Building a North American rare earth magnet value chain
Ucore will supply neodymium, praseodymium, terbium, dysprosium, samarium and gadolinium oxides to VAC and its subsidiary eVAC. These separated rare earth oxides will feed eVAC’s new permanent magnet facility in Sumter County, South Carolina. The plant targets high-performance magnet demand from EVs, wind turbines and defense systems.
The deal leverages Ucore’s planned Louisiana Strategic Metals Complex and its Commercial Demonstration Facility in Ontario. These assets aim to become key separation hubs for non-Chinese mixed rare earth concentrates. VAC, a leading German magnet producer, gains secure North American feedstock close to downstream customers.
Feedstock security through diversified offtake agreements
Ucore has been assembling a diversified pipeline of rare earth feedstock ahead of Louisiana SMC commissioning. It previously signed an agreement with Australia’s Metallium to potentially secure mixed rare earth concentrate. Ucore also has a non-binding offtake with US developer Critical Metals for 10,000 t/yr of rare earth concentrate.

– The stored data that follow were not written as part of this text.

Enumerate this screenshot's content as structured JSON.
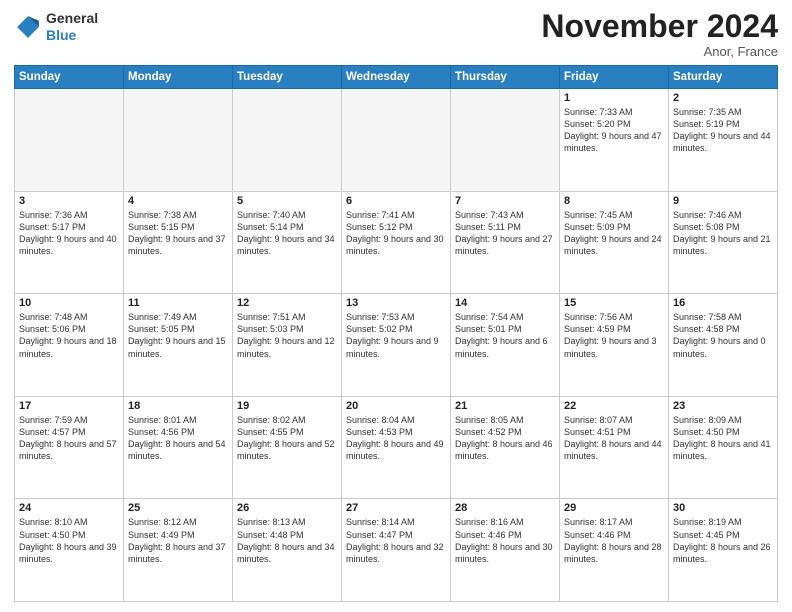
{
  "header": {
    "logo_line1": "General",
    "logo_line2": "Blue",
    "month_title": "November 2024",
    "location": "Anor, France"
  },
  "weekdays": [
    "Sunday",
    "Monday",
    "Tuesday",
    "Wednesday",
    "Thursday",
    "Friday",
    "Saturday"
  ],
  "weeks": [
    [
      {
        "day": "",
        "info": ""
      },
      {
        "day": "",
        "info": ""
      },
      {
        "day": "",
        "info": ""
      },
      {
        "day": "",
        "info": ""
      },
      {
        "day": "",
        "info": ""
      },
      {
        "day": "1",
        "info": "Sunrise: 7:33 AM\nSunset: 5:20 PM\nDaylight: 9 hours and 47 minutes."
      },
      {
        "day": "2",
        "info": "Sunrise: 7:35 AM\nSunset: 5:19 PM\nDaylight: 9 hours and 44 minutes."
      }
    ],
    [
      {
        "day": "3",
        "info": "Sunrise: 7:36 AM\nSunset: 5:17 PM\nDaylight: 9 hours and 40 minutes."
      },
      {
        "day": "4",
        "info": "Sunrise: 7:38 AM\nSunset: 5:15 PM\nDaylight: 9 hours and 37 minutes."
      },
      {
        "day": "5",
        "info": "Sunrise: 7:40 AM\nSunset: 5:14 PM\nDaylight: 9 hours and 34 minutes."
      },
      {
        "day": "6",
        "info": "Sunrise: 7:41 AM\nSunset: 5:12 PM\nDaylight: 9 hours and 30 minutes."
      },
      {
        "day": "7",
        "info": "Sunrise: 7:43 AM\nSunset: 5:11 PM\nDaylight: 9 hours and 27 minutes."
      },
      {
        "day": "8",
        "info": "Sunrise: 7:45 AM\nSunset: 5:09 PM\nDaylight: 9 hours and 24 minutes."
      },
      {
        "day": "9",
        "info": "Sunrise: 7:46 AM\nSunset: 5:08 PM\nDaylight: 9 hours and 21 minutes."
      }
    ],
    [
      {
        "day": "10",
        "info": "Sunrise: 7:48 AM\nSunset: 5:06 PM\nDaylight: 9 hours and 18 minutes."
      },
      {
        "day": "11",
        "info": "Sunrise: 7:49 AM\nSunset: 5:05 PM\nDaylight: 9 hours and 15 minutes."
      },
      {
        "day": "12",
        "info": "Sunrise: 7:51 AM\nSunset: 5:03 PM\nDaylight: 9 hours and 12 minutes."
      },
      {
        "day": "13",
        "info": "Sunrise: 7:53 AM\nSunset: 5:02 PM\nDaylight: 9 hours and 9 minutes."
      },
      {
        "day": "14",
        "info": "Sunrise: 7:54 AM\nSunset: 5:01 PM\nDaylight: 9 hours and 6 minutes."
      },
      {
        "day": "15",
        "info": "Sunrise: 7:56 AM\nSunset: 4:59 PM\nDaylight: 9 hours and 3 minutes."
      },
      {
        "day": "16",
        "info": "Sunrise: 7:58 AM\nSunset: 4:58 PM\nDaylight: 9 hours and 0 minutes."
      }
    ],
    [
      {
        "day": "17",
        "info": "Sunrise: 7:59 AM\nSunset: 4:57 PM\nDaylight: 8 hours and 57 minutes."
      },
      {
        "day": "18",
        "info": "Sunrise: 8:01 AM\nSunset: 4:56 PM\nDaylight: 8 hours and 54 minutes."
      },
      {
        "day": "19",
        "info": "Sunrise: 8:02 AM\nSunset: 4:55 PM\nDaylight: 8 hours and 52 minutes."
      },
      {
        "day": "20",
        "info": "Sunrise: 8:04 AM\nSunset: 4:53 PM\nDaylight: 8 hours and 49 minutes."
      },
      {
        "day": "21",
        "info": "Sunrise: 8:05 AM\nSunset: 4:52 PM\nDaylight: 8 hours and 46 minutes."
      },
      {
        "day": "22",
        "info": "Sunrise: 8:07 AM\nSunset: 4:51 PM\nDaylight: 8 hours and 44 minutes."
      },
      {
        "day": "23",
        "info": "Sunrise: 8:09 AM\nSunset: 4:50 PM\nDaylight: 8 hours and 41 minutes."
      }
    ],
    [
      {
        "day": "24",
        "info": "Sunrise: 8:10 AM\nSunset: 4:50 PM\nDaylight: 8 hours and 39 minutes."
      },
      {
        "day": "25",
        "info": "Sunrise: 8:12 AM\nSunset: 4:49 PM\nDaylight: 8 hours and 37 minutes."
      },
      {
        "day": "26",
        "info": "Sunrise: 8:13 AM\nSunset: 4:48 PM\nDaylight: 8 hours and 34 minutes."
      },
      {
        "day": "27",
        "info": "Sunrise: 8:14 AM\nSunset: 4:47 PM\nDaylight: 8 hours and 32 minutes."
      },
      {
        "day": "28",
        "info": "Sunrise: 8:16 AM\nSunset: 4:46 PM\nDaylight: 8 hours and 30 minutes."
      },
      {
        "day": "29",
        "info": "Sunrise: 8:17 AM\nSunset: 4:46 PM\nDaylight: 8 hours and 28 minutes."
      },
      {
        "day": "30",
        "info": "Sunrise: 8:19 AM\nSunset: 4:45 PM\nDaylight: 8 hours and 26 minutes."
      }
    ]
  ]
}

These arrangements reduce single-source risk and improve resilience against geopolitical disruptions. Meanwhile, VAC’s US investment aligns with government efforts to localise permanent magnet production for EV and defense supply chains. Both parties now have nine months to finalise long-term commercial terms, including volumes, pricing structures and potential take-or-pay elements.
The Metalnomist Commentary
This Ucore–VAC alignment is a textbook example of how midstream separation and downstream magnet capacity are finally linking up in North America. The success of Louisiana SMC and eVAC’s Sumter County plant will be a key test of whether non-Chinese rare earth supply chains can scale fast enough to meet accelerating magnet demand.